There’s a giant hole on the backside of the Moon. The South Pole–Aitken (SPA) Basin, the Moon’s largest and oldest impact crater, is more than 2500 kilometers wide and 8 kilometers deep—nearly big enough to swallow two Indias and hide the Himalayas. Now, China plans to land in it.
The basin may have been blasted out during a barrage of asteroids that pummeled Earth and other inner Solar System bodies billions of years ago, and scientists have long wanted to get their hands on SPA rocks to test the idea. The China National Space Administration (CNSA) aims to provide them with the Chang’e-6 mission, which scientists close to the program say could launch as early as 3 May. “The community is excited about any lunar samples being returned from anywhere in the SPA basin,” says planetary geologist Carolyn van der Bogert of the University of Münster. “There is an impressive amount of science that can be done.”
Chang’e-6, the latest in a series of missions named after a mythical Moon goddess, follows Chang’e-5, which returned the first Moon rocks since NASA’s Apollo missions. Like its predecessor, the Chang’e-6 orbiter will drop a lander that will drill and scoop up 2 kilograms of soil and rock. An ascender module will ferry the samples back to the orbiter for the trip home and a final plunge by parachute in a return capsule, 53 days after launch.

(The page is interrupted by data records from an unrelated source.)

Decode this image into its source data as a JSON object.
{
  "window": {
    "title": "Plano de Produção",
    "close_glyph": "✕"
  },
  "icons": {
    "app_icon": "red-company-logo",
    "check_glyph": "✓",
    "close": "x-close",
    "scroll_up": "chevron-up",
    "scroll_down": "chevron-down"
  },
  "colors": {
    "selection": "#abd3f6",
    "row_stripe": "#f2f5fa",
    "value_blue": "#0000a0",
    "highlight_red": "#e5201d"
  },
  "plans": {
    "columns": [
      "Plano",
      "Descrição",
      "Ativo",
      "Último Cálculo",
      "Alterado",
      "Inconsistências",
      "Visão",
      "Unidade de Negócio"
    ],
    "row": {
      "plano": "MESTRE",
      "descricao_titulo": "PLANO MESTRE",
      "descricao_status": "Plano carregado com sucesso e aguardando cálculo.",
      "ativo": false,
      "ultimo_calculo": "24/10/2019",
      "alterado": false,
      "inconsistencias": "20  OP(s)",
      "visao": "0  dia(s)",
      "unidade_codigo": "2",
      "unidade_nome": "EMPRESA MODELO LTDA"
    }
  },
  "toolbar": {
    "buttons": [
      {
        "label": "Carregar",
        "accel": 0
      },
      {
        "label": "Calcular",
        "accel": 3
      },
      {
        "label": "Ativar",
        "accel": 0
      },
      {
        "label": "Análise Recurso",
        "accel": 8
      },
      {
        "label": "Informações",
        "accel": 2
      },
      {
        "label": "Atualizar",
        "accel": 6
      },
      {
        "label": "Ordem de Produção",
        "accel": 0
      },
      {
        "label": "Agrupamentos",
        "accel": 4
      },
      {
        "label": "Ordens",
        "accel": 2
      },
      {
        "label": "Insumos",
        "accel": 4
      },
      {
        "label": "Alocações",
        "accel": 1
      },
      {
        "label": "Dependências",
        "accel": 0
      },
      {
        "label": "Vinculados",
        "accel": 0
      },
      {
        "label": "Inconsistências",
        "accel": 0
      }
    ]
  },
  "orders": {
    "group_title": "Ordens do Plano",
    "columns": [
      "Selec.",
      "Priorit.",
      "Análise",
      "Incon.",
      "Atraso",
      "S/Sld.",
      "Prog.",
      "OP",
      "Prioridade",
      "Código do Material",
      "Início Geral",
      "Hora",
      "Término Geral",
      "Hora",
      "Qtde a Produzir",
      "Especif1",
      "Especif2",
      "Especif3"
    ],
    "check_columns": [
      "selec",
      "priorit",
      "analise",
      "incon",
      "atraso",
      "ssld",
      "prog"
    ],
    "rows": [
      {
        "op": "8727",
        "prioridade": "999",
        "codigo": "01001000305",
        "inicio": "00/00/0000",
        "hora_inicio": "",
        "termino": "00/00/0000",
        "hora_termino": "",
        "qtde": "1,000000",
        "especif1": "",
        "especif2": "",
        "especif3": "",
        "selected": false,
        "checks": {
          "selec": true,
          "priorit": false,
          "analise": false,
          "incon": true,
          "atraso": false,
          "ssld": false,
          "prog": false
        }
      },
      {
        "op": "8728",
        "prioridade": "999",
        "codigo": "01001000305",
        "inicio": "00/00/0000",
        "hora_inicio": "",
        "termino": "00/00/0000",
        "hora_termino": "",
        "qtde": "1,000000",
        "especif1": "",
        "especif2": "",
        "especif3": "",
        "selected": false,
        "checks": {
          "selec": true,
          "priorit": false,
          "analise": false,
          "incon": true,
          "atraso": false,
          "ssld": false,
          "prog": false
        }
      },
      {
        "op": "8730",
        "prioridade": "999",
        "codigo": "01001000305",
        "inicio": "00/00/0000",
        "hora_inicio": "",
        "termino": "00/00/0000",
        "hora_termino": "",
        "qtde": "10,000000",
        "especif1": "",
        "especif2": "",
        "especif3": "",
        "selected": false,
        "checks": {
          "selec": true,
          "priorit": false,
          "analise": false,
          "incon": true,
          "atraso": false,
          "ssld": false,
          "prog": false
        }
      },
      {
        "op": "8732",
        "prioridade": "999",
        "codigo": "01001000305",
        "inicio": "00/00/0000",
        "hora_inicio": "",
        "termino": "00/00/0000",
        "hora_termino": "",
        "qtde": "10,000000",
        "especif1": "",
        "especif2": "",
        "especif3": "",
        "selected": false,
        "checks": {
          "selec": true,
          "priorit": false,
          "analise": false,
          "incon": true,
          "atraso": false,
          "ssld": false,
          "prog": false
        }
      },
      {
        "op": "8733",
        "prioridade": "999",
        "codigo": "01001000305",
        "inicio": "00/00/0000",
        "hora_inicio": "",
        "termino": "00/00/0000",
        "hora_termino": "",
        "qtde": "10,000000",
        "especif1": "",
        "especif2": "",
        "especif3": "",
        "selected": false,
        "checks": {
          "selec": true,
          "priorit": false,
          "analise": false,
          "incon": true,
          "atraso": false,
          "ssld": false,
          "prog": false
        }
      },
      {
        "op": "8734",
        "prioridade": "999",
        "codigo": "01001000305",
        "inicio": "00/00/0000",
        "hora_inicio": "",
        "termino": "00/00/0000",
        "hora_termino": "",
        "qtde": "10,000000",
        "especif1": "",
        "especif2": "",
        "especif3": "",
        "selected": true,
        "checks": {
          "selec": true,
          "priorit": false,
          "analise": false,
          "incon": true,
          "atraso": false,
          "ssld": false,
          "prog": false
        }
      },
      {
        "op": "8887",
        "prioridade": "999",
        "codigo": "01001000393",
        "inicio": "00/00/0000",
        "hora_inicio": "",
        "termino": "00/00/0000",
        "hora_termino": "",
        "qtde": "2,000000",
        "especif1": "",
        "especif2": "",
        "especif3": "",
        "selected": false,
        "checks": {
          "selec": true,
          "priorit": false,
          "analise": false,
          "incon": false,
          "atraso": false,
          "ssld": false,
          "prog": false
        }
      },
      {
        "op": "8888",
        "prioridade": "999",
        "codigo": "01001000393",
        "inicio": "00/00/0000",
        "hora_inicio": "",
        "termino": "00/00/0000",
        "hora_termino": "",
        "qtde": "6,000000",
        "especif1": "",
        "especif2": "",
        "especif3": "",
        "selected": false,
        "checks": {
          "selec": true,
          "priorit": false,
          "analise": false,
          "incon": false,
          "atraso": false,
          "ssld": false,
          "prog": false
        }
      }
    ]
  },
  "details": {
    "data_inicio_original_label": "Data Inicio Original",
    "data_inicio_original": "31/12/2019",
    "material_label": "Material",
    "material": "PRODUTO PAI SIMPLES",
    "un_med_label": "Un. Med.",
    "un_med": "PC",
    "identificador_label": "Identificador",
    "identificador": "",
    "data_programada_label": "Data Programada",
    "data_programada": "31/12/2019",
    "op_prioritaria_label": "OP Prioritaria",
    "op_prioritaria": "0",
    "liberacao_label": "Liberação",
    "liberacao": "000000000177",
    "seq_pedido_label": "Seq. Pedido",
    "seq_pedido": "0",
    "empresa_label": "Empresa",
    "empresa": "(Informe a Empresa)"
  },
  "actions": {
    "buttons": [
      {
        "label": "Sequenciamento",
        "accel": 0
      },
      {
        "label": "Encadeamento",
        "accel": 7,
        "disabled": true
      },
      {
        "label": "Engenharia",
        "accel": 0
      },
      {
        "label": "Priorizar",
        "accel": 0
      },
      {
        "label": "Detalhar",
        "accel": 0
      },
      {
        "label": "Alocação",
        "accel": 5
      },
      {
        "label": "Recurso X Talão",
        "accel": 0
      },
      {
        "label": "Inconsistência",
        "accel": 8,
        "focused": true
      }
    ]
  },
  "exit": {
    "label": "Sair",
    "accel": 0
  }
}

CNSA is expected to share Chang’e-6 samples internationally, just as it is now doing with Chang’e-5’s rocks. Scientists hope they will yield clues to the timing of the SPA impact, which “remains a topic of debate,” says Kentaro Terada, a cosmochemist at Osaka University. Some researchers believe the basin was carved out 4.3 billion years ago, but others think the impact occurred hundreds of millions of years later, part of a hypothetical “late heavy bombardment” of the inner Solar System about 3.9 billion years ago that’s indicated by an apparent cluster of other large lunar impact basins around that time.
The bombardment would have had profound consequences for Earth’s newborn continents and nascent life. But it’s unclear what could have thrown so many large asteroids toward the inner Solar System. One possible mechanism was a sudden shift in the orbits of Jupiter and the other giant planets, but the timing doesn’t seem right. Recent research suggests the shift occurred too early—just tens of millions of years after the Solar System’s birth 4.56 billion years ago.
Dating material melted by the SPA event itself could help “settle the question of whether or not the Moon and the inner Solar System underwent the late heavy bombardment,” van der Bogert says. But Chang’e-6 will need luck: Most rocks at the expected sampling sites are basalts—lavas from later volcanic eruptions. Another lucky break would be finding a fragment of the lunar mantle, gouged from a depth of tens of kilometers. But remote sensing data suggest “the possibility of finding mantle material is low,” says Xiao Long, a planetary scientist at the China University of Geosciences.
Returned samples may also help explain why the Moon’s two faces are so different. The near side is paved by “maria”—smooth, sealike lava flows—and its crust is estimated to be 30 to 40 kilometers thick. The far side is pocked with impact craters and its crust is twice as thick. Even the compositions of the two sides differ. Some models suggest the dichotomy goes back to the Moon’s formation by a giant impact on Earth, which flung chunks of molten rock into orbit. Facing a blazingly hot Earth still recovering from the impact, the newborn Moon’s near side remained molten while the far side cooled and crystallized. Learning when rocks on the far side crystallized and comparing the dates with those for near-side rocks “would help support or reject some of the models,” says Miki Nakajima, a planetary scientist at the University of Rochester.
Chang’e-6 is carrying payloads from France, Italy, Sweden, and Pakistan, evidence that China continues to internationalize its space program. For 48 hours, a French instrument mounted on the lander will study the origin and dynamics of the lunar exosphere, a wispy layer of gases that hugs the surface. One goal is to explain sharp variations seen in the exosphere’s density by time and location. “We don’t really understand the reason for these variations,” says Pierre-Yves Meslin, a planetary scientist at the Research Institute in Astrophysics and Planetology.
If Chang’e-6 returns samples, it will cap a run of six successful Chinese lunar missions. Terada notes that Moon probes from India, Israel, Japan, and Russia have all crashed recently. “I think it’s a remarkable achievement that the Chang’e program has not had a failure.”